Launch party: third newbuild dual-fuel LNG

UECC has celebrated the New Year in fitting style with the launch of the third and final newbuild in a series of advanced dual-fuel LNG battery hybrid PCTCs that are being rolled out in rapid succession at China’s Jiangnan Shipyard.

The landmark launch of hull number H2665 on 28 December 2021 comes only seven months after the keel-laying ceremony for the vessel and follows the recent final delivery of the first newbuild named Auto Advance, with the second and third vessels set to be delivered in the first half of 2022.

“We are rapidly building up our low-emission fleet to become the leading eco-friendly shortsea carrier in Europe through the addition of these newbuilds that will, alongside the use of alternative fuels on our existing vessels, drastically reduce UECC’s environmental footprint,” says Chief Executive Glenn Edvardsen.

He also paid tribute to the “monumental efforts” of Jiangnan Shipyard in overcoming logistical supply chain and manpower capacity obstacles caused largely by the Covid-19 pandemic to ensure the newbuilding programme remains on schedule with the latest vessel launch.

“The first of these ground-breaking newbuilds is already in commercial operation and UECC’s ambition to take our fleet to the next level of environmental performance by mid-2022 remains firmly on track thanks to the yard’s adaptability, expertise and productivity,” Edvardsen adds.

The second of the newbuilds is now in the final stages of construction after being launched at the yard last summer and, when all three are delivered, UECC will have a total of five eco-friendly PCTCs out of its owned fleet of nine vessels - also including two dual-fuel LNG units that have been in operation for the past five years.

The innovative use of battery hybrid technology, combined with a dual-fuel solution, on the latest newbuilds will enable these vessels to exceed the IMO’s goal to cut carbon intensity by 40% within 2030 compared with 2008 levels.

Emissions of carbon dioxide will be reduced by around 25%, SOx and particulate matter by 90% and NOx by 85% from the use of LNG, while the newbuilds will also meet the IMO’s Tier 3 NOx emissions limitations for the North Sea and Baltic Sea.

As well as pioneering the use of this advanced technological solution together with Jiangnan, UECC has experimented with low-carbon fuels such as biofuel on its existing PCTC Autosky that has resulted in a 58% reduction in carbon intensity over a 12-month period.

The European shortsea Ro-Ro carrier is also looking to extend the use of the fuel to other vessels based on possible trial cargoes backed by customers, according to Energy and Sustainability Manager Daniel Gent.

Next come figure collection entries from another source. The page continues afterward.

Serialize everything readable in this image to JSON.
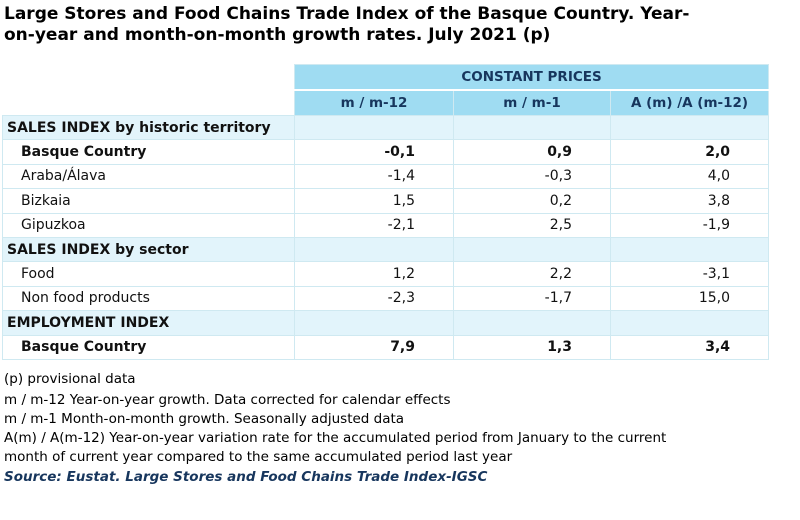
{
  "title": {
    "line1": "Large Stores and Food Chains Trade Index of the Basque Country. Year-",
    "line2": "on-year and month-on-month growth rates. July 2021 (p)"
  },
  "table": {
    "group_header": "CONSTANT PRICES",
    "columns": [
      "m / m-12",
      "m / m-1",
      "A (m) /A (m-12)"
    ],
    "sections": [
      {
        "title": "SALES INDEX by historic territory",
        "rows": [
          {
            "label": "Basque Country",
            "values": [
              "-0,1",
              "0,9",
              "2,0"
            ]
          },
          {
            "label": "Araba/Álava",
            "values": [
              "-1,4",
              "-0,3",
              "4,0"
            ]
          },
          {
            "label": "Bizkaia",
            "values": [
              "1,5",
              "0,2",
              "3,8"
            ]
          },
          {
            "label": "Gipuzkoa",
            "values": [
              "-2,1",
              "2,5",
              "-1,9"
            ]
          }
        ]
      },
      {
        "title": "SALES INDEX by sector",
        "rows": [
          {
            "label": "Food",
            "values": [
              "1,2",
              "2,2",
              "-3,1"
            ]
          },
          {
            "label": "Non food products",
            "values": [
              "-2,3",
              "-1,7",
              "15,0"
            ]
          }
        ]
      },
      {
        "title": "EMPLOYMENT INDEX",
        "rows": [
          {
            "label": "Basque Country",
            "values": [
              "7,9",
              "1,3",
              "3,4"
            ]
          }
        ]
      }
    ]
  },
  "notes": {
    "provisional": "(p) provisional data",
    "n1": "m / m-12 Year-on-year growth. Data corrected for calendar effects",
    "n2": "m / m-1 Month-on-month growth. Seasonally adjusted data",
    "n3a": "A(m) / A(m-12) Year-on-year variation rate for the accumulated period from January to the current",
    "n3b": "month of current year compared to the same accumulated period last year",
    "source": "Source: Eustat. Large Stores and Food Chains Trade Index-IGSC"
  }
}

With the addition of the newbuilds, UECC will have 80% of its total lifting capacity meeting or exceeding the IMO target already in 2022 as it aims to achieve an annual cut of 34,500 t in CO2 emissions by 2025, compared with 18,700 t in 2020 and 277 t in 2016.

“We are taking advantage of available dual-fuel and hybrid technology with these newbuilds while proactively adopting existing low-carbon fuels on our operational vessels to make a difference for the environment right now,” Edvardsen says.

“With the likely implementation of the EU’s Emissions Trading System for shipping from 2023, we believe these efforts will also represent a competitive advantage for UECC going forward amid increasing demands from customers, regulators and financial institutions for green operations.”